しかしこの広大な安積沼も江戸時代にはほとんどが水田にされて現在は地形から推測することしかできません。

安積山登山

安積山は標高1009mの山で、額取山とも呼ばれ八幡太郎義家が元服で前髪を剃ったことに由来する。今回は河内の夏出の滝登り口から登ってみました。
  • 滝登り口 駐車場は登り口手前に4台、先に10台程度です
  • 滝にある弘法清水 安積山までは水場はないのでここが給水ポイントです
滝口から登り始めてしばらく急登を上ると、熱海からの登山道との分岐点につ着きます。山頂はまだまだ先ですが、上り坂は少し楽になります。ピークを過ぎて笹藪漕ぎを通るともうすぐ頂上です。
山頂の眺めは抜群です郡山市街地、須賀川市街地と本宮まで北方向と西方向は霊峰が同じ目線で並んで見えます。
右安達太良山(和尚山の左にちょこんと安達太良山頂が見えます)左は吾妻山
磐梯山の秀峰がすぐそこに
磐梯山の後ろに飯豊連峰がかすかに見えます。猪苗代湖も上戸の左に確認
2時間程度の登山ですが登り口がきつく次は御霊櫃からの登山を考えています。

御霊櫃

安積山の南にある大将旗山を下ると御霊櫃峠があります。前九年の役(1051~1062)に源義家の家臣、鎌倉権五郎景政が戦勝と五穀豊穣を祈願したと言われています。しかし有名なのは幕末の戊辰戦争で激戦地となった地です。
御霊櫃山の右側が峠です
峠から見る郡山市街地

 

西に猪苗代湖 昔「野麦峠」の映画ロケで諏訪湖として峠から紹介されました

三森峠

郡山湖南線は現在トンネルで猪苗代まで最短距離で通れるようになりました。
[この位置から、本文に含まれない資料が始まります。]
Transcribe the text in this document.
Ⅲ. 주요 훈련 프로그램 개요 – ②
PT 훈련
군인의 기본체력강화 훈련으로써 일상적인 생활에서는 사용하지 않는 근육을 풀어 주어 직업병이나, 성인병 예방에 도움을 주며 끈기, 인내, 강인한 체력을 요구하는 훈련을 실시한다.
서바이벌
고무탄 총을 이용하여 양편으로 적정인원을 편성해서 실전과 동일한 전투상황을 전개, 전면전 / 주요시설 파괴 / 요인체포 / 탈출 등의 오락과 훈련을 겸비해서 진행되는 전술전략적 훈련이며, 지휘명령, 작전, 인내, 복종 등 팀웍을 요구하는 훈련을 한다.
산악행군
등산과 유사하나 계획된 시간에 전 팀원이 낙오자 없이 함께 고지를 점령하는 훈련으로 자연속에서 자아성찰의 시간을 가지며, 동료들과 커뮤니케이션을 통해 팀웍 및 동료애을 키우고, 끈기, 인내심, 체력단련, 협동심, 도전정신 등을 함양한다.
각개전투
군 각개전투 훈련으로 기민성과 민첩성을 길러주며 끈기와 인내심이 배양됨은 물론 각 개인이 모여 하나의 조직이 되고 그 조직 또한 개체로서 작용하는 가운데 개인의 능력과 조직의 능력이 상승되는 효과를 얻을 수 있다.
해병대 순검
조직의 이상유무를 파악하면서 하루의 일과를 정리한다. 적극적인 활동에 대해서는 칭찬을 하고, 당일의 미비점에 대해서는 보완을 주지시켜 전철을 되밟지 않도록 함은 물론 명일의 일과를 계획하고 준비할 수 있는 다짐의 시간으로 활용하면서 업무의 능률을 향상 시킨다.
昭和40年代の三森峠は上り詰めた所に三森隧道があり、隧道上には隧道開削時に発掘された古代の竪穴式住居が再現されていましたが、現在 旧道は通行止めになっていて車での通行はできなくなっています。三森峠~大将旗山~安積山の縦走の起点でしたが、旧道の途中は道路の崩壊や倒木で徒歩でしか行くことはできません。古代村があったことも今は昔のはなしです。

三森ふもとの浄土松公園

三森峠の手前には少年自然の家や青少年会館がありスポーツや研修機関が沢山あります。少年自然の家の西側には昔から 浄土松公園の「キノコ岩」が有名で 久しぶりに見に行きました。東日本の震災で一部破損していましたが昔より小さくなった気がしますが健在でした。
公園の駐車場から5分ほどでキノコ岩に到着。中央の岩が少し崩れたようです
今は立ち入り禁止です。少年時代に岩登りして遊んだ記憶があります。
安積山は見る場所によっては双耳峰で郡山から見える安達太良山と形が似ているので、なじみの深い山です。郡山から見える山では安達太良、磐梯山、安積山、それに郡山より見ると富士山に見える片曾根山(三春富士)が近親感が持てる山です。
個人的には宇津峰山は単独峰できれいな山と感じています。

低い山も尋ねてみれば色々面白いところが見つかります、今後も近隣の山・里を探索します。